100 Hurt as Jordan Protesters, Govt Loyalists Clash in Amman
More than 100 people were injured Friday as pro-reform protesters and government supporters clashed in Amman, prompting police to use water cannons to disperse them.
Anti-riot police also broke up a protest camp for students and arrested several of them, a security official told Agence France Presse.
"There are more than 100 people injured, including policemen. Two of the injured are in critical condition," a medical source at the scene said.
An AFP journalist at the scene said police used water cannons to break up clashes between the students protesting to demand reforms and government supporters.
The clashes erupted after around 200 government supporters hurled large stones at more than 2,000 young demonstrators from different movements, including the powerful Islamist opposition, took part to call for reforms to the current regime and more efforts to fight corruption, an AFP journalist reported.
Spots of blood marked the location of the demonstration next to Amman's Interior Circle, or Gamal Abdel Nasser Square.
On Thursday night, government supporters attacked the young protesters with stones, injuring at least 30 people.
The demonstrators had complained that "our gathering is peaceful, but this did not prevent the attacks".
"Does the king agree with such actions? We are Jordanians and we have the right to express ourselves," said Reda Darwish, 20.
At nightfall on Thursday, police attempted to disperse the youths, cutting off electricity to the square around 11:00 pm (2100 GMT), an AFP journalist witnessed.
Protesters said around 50 "loyalists" attacked them with rocks after the power supply was lost, adding that police who surrounded the scene did not intervene.

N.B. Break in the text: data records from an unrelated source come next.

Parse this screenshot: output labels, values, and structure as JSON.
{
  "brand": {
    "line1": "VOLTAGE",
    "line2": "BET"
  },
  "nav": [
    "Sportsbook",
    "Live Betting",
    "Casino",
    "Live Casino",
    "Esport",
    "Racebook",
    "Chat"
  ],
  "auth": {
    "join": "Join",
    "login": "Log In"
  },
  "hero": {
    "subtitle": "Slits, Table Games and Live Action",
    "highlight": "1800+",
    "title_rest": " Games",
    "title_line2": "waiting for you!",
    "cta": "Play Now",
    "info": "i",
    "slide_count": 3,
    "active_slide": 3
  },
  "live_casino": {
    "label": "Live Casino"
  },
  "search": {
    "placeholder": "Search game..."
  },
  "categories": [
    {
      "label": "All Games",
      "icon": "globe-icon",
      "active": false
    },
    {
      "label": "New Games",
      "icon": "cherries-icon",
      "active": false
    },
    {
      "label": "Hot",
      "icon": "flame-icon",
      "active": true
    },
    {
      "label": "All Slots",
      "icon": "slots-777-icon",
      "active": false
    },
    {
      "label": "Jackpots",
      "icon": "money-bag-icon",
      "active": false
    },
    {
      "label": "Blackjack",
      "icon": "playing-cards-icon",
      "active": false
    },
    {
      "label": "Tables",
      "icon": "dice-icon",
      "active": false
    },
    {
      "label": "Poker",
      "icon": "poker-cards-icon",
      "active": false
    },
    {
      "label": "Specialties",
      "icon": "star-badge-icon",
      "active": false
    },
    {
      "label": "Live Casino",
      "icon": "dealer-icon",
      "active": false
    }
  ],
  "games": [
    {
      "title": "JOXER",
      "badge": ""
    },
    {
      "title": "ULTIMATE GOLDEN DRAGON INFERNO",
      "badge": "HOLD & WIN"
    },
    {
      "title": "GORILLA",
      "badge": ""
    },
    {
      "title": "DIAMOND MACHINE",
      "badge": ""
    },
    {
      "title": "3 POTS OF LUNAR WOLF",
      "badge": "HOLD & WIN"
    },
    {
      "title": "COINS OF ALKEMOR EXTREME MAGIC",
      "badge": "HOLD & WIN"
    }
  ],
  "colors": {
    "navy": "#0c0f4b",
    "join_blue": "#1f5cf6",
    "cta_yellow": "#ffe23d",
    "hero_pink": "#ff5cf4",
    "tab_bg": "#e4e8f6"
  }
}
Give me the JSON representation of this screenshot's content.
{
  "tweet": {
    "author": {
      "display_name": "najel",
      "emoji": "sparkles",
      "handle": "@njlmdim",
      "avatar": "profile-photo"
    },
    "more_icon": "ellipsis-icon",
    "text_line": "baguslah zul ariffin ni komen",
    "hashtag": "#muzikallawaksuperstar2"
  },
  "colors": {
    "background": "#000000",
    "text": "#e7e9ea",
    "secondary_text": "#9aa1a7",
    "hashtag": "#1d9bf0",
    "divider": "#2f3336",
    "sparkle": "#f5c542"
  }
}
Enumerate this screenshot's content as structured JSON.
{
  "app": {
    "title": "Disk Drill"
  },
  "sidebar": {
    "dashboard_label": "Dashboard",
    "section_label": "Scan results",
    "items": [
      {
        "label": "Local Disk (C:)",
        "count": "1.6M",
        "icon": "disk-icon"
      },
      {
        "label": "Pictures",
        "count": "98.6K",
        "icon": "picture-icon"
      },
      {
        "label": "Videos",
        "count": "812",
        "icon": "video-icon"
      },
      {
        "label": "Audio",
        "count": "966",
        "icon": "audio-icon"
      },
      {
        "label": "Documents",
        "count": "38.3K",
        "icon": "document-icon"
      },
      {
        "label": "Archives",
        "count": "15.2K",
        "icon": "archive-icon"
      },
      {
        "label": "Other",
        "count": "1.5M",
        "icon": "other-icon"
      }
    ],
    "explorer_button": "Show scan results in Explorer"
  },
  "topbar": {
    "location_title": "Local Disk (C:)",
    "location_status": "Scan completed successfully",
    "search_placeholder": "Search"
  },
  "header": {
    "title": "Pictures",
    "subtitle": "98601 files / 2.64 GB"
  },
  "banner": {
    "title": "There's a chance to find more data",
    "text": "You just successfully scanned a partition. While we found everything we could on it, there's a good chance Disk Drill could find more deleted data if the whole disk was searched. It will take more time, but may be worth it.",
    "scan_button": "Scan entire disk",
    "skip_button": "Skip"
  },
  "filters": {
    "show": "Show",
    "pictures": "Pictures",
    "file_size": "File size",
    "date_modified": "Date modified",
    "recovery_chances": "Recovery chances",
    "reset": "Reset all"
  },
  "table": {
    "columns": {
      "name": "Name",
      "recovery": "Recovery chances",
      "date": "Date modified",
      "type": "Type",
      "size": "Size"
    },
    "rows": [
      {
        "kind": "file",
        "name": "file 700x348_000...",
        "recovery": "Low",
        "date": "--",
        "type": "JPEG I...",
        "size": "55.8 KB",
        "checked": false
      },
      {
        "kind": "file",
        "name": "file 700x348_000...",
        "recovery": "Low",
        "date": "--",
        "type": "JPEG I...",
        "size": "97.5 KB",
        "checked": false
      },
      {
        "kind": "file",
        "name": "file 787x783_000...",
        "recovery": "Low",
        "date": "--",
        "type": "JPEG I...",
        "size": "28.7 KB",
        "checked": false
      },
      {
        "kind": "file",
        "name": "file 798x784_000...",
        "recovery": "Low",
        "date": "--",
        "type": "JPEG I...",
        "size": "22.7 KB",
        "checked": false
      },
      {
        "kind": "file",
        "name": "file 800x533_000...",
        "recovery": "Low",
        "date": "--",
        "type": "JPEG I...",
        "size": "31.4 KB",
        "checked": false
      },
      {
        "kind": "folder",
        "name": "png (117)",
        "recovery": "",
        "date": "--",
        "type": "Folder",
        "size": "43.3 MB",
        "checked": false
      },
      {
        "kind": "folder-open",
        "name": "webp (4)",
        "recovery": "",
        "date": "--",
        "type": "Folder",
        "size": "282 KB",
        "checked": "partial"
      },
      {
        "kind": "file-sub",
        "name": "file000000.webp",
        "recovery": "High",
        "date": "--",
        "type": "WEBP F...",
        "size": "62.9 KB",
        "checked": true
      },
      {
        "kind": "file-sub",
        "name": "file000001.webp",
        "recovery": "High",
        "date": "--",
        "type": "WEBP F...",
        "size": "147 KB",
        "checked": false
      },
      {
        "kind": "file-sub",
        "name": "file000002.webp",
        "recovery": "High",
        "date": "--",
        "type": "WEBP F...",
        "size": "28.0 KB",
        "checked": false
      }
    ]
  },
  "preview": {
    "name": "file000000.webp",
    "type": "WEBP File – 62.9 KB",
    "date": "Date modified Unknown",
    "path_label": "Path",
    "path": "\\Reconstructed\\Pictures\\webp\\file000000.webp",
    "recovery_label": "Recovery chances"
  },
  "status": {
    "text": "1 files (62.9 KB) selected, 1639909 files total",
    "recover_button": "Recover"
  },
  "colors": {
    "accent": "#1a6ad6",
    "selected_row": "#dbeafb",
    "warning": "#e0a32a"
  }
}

"We hold the interior minister responsible for this incident and we call on the king and the people to protect us from these thugs who are attacking us," said Nihad Zuhair, another protester.
The students want corrupt officials to be put on trial and security services to stop interfering in their affairs.
"The revolution is happening all around us," they shouted. "Jordan, your turn is coming."
"We want constitutional amendments to have parliamentary governments," said Alaa Fazaa of the Jayeen (We are Coming) group, adding the protests would go on until their demands were met.
The protesters, including some expatriates, have created "committees" to clean up the location and provide food, water and beverages as well as medical care to each other.
"I am here today to express solidarity with the Jordanian people and back democracy and justice," Lise Olivarius, 25, of the ActionAid international charity, told AFP.
Since January, leftwing activists have joined forces with nationalists and the Islamist opposition in calling for far-reaching political reforms and an end to what they say is rampant corruption.
More than 200 supporters of the Islamist movement and other groups demonstrated after Friday midday prayers near the Israeli embassy to push reforms and mark the 43rd anniversary of the Battle of Karameh with the Jewish state.
"The government and the regime should realize that time is not on their side and it is on the country's side," Said Diab, leader of the Jordanian Popular Unity Party, told AFP as the protesters called for the expulsion of Israel's ambassador to Amman.
Elsewhere, thousands gathered in Al-Hussein Gardens west of Amman to express loyalty and allegiance to the king, dancing to national songs and waving large national flags and pictures of the monarch.